There are exceptions, though in practice they tend to confirm the rule.
We approach proffer preparation differently than the standard advice suggests. The conventional guidance is to prepare the client to be truthful and complete, and that guidance is correct as far as it extends. What it tends to omit is the trial mapping that should precede the proffer session entirely. Before a client sits down with the government, we construct the defense that would be available if no proffer occurred. We identify the specific factual assertions that defense would require. We then evaluate, claim by claim, which of those assertions the client’s proffer statements would foreclose. The proffer session does not begin until the client understands, in concrete terms, what speaking will cost.
When to Accept and When to Refuse
The decision to proffer is not a legal question. It is a strategic one, and the variables are specific to the case.
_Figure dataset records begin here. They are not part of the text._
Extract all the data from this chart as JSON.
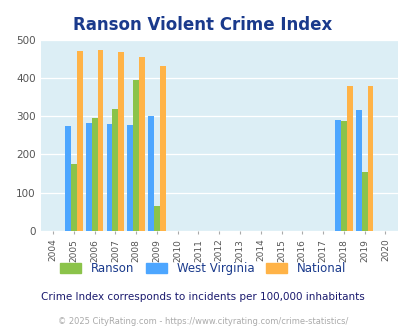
{
  "title": "Ranson Violent Crime Index",
  "subtitle": "Crime Index corresponds to incidents per 100,000 inhabitants",
  "footer": "© 2025 CityRating.com - https://www.cityrating.com/crime-statistics/",
  "years": [
    2004,
    2005,
    2006,
    2007,
    2008,
    2009,
    2010,
    2011,
    2012,
    2013,
    2014,
    2015,
    2016,
    2017,
    2018,
    2019,
    2020
  ],
  "data_years": [
    2005,
    2006,
    2007,
    2008,
    2009,
    2018,
    2019
  ],
  "ranson": [
    175,
    295,
    318,
    395,
    65,
    287,
    153
  ],
  "west_virginia": [
    275,
    282,
    280,
    277,
    300,
    291,
    315
  ],
  "national": [
    470,
    473,
    467,
    455,
    432,
    380,
    380
  ],
  "ranson_color": "#8bc34a",
  "wv_color": "#4da6ff",
  "national_color": "#ffb347",
  "bg_color": "#dceef5",
  "ylim": [
    0,
    500
  ],
  "yticks": [
    0,
    100,
    200,
    300,
    400,
    500
  ],
  "bar_width": 0.28,
  "title_color": "#1a3a8c",
  "subtitle_color": "#1a1a6e",
  "footer_color": "#aaaaaa",
  "legend_labels": [
    "Ranson",
    "West Virginia",
    "National"
  ]
}
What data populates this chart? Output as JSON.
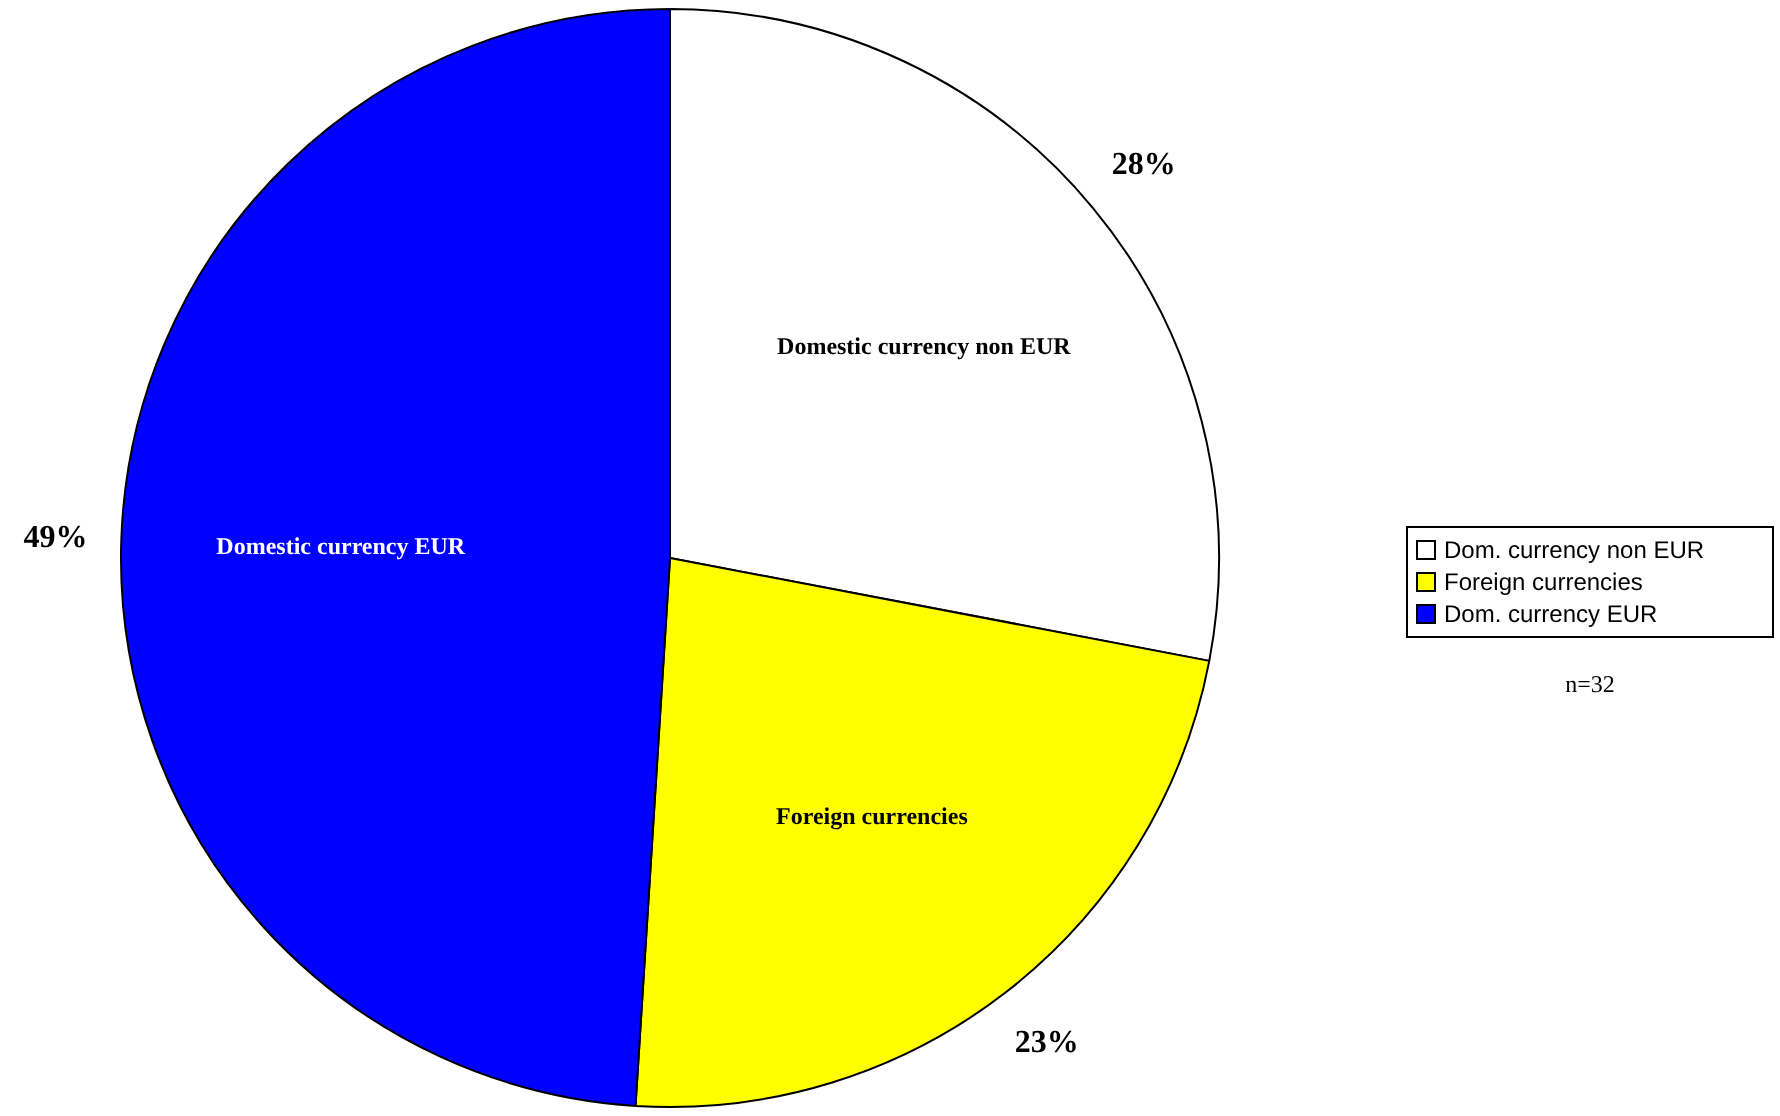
{
  "chart_data": {
    "type": "pie",
    "categories": [
      "Dom. currency non EUR",
      "Foreign currencies",
      "Dom. currency EUR"
    ],
    "values": [
      28,
      23,
      49
    ],
    "value_labels": [
      "28%",
      "23%",
      "49%"
    ],
    "colors": [
      "#ffffff",
      "#ffff00",
      "#0000ff"
    ],
    "legend": "right",
    "annotations": [
      {
        "text": "Domestic currency non EUR",
        "x": "Dom. currency non EUR"
      },
      {
        "text": "Foreign currencies",
        "x": "Foreign currencies"
      },
      {
        "text": "Domestic currency EUR",
        "x": "Dom. currency EUR"
      },
      "n=32"
    ]
  }
}
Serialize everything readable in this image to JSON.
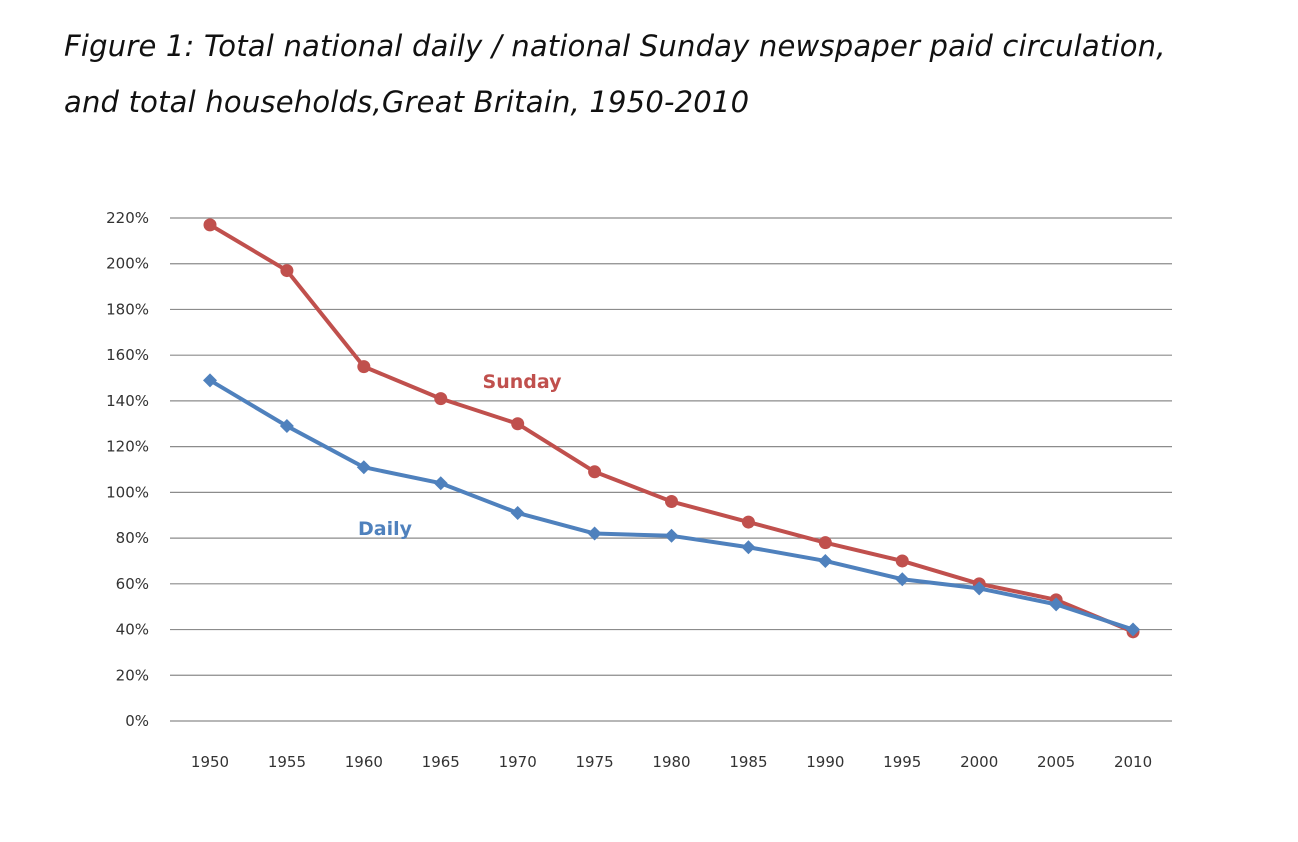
{
  "figure": {
    "title_line1": "Figure 1: Total national daily / national Sunday newspaper paid circulation,",
    "title_line2": "and total households,Great Britain, 1950-2010"
  },
  "chart_data": {
    "type": "line",
    "title": "Figure 1: Total national daily / national Sunday newspaper paid circulation, and total households,Great Britain, 1950-2010",
    "xlabel": "",
    "ylabel": "",
    "x": [
      1950,
      1955,
      1960,
      1965,
      1970,
      1975,
      1980,
      1985,
      1990,
      1995,
      2000,
      2005,
      2010
    ],
    "ylim": [
      0,
      220
    ],
    "y_ticks": [
      0,
      20,
      40,
      60,
      80,
      100,
      120,
      140,
      160,
      180,
      200,
      220
    ],
    "y_tick_suffix": "%",
    "grid": "horizontal",
    "legend": "inline labels",
    "series": [
      {
        "name": "Sunday",
        "marker": "circle",
        "color": "#c0504d",
        "values": [
          217,
          197,
          155,
          141,
          130,
          109,
          96,
          87,
          78,
          70,
          60,
          53,
          39
        ]
      },
      {
        "name": "Daily",
        "marker": "diamond",
        "color": "#4f81bd",
        "values": [
          149,
          129,
          111,
          104,
          91,
          82,
          81,
          76,
          70,
          62,
          58,
          51,
          40
        ]
      }
    ]
  }
}
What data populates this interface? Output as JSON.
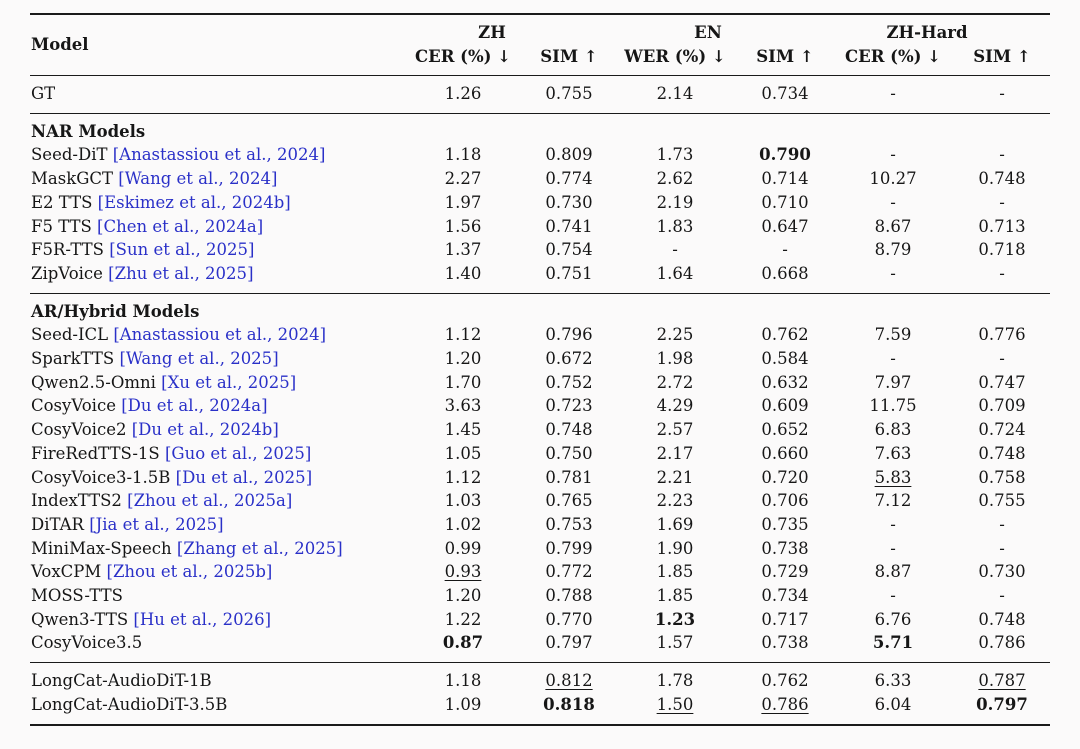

A defendant with limited exposure, strong defenses at trial, and no particular need for the government’s goodwill has little reason to proffer. The risks outweigh the benefits by a margin that most experienced counsel would find dispositive. A defendant facing substantial evidence, cooperating co-defendants, and sentencing guidelines that make cooperation the only realistic path to a tolerable outcome may have no practical alternative.
The variables that matter are not the ones the defendant is thinking about. The defendant is thinking about whether the proffer will lead to a deal. The questions that carry weight are different: what evidence does the government already possess independent of anything the defendant could say; what defenses exist that would survive the proffer’s constraints; what is the realistic probability that cooperation, once begun, will produce the outcome the defendant expects. Something like forty percent of the time, in the cases this office has handled, the proffer does not lead to a cooperation agreement. The government takes the information, pursues its leads, and either charges the defendant on the original theory or offers terms the defendant did not contemplate.
The proffer letter will not explain any of this.
It will be two pages, perhaps three. The language will be clear enough that no court will find it ambiguous. The defendant will read it with counsel, will receive accurate answers to accurate questions, and will sign it with a pen that feels heavier than it should.
The Kastigar waiver occupies a single paragraph in that letter. That is the paragraph that determines whether the proffer is an act of negotiation or an act of disclosure whose consequences the letter itself does not describe. Consultation with counsel who has sat in that room, who has observed what follows the signature and what follows the silence, is where the decision acquires the specificity it requires.
There is a conference room in the federal building where these meetings take place. The table is long enough for both sides and their documents. The session begins with the letter, proceeds through the questions, and ends when the government has what it came for. What happens afterward depends on what was said, what was waived, and whether anyone in the room understood the distance between the two.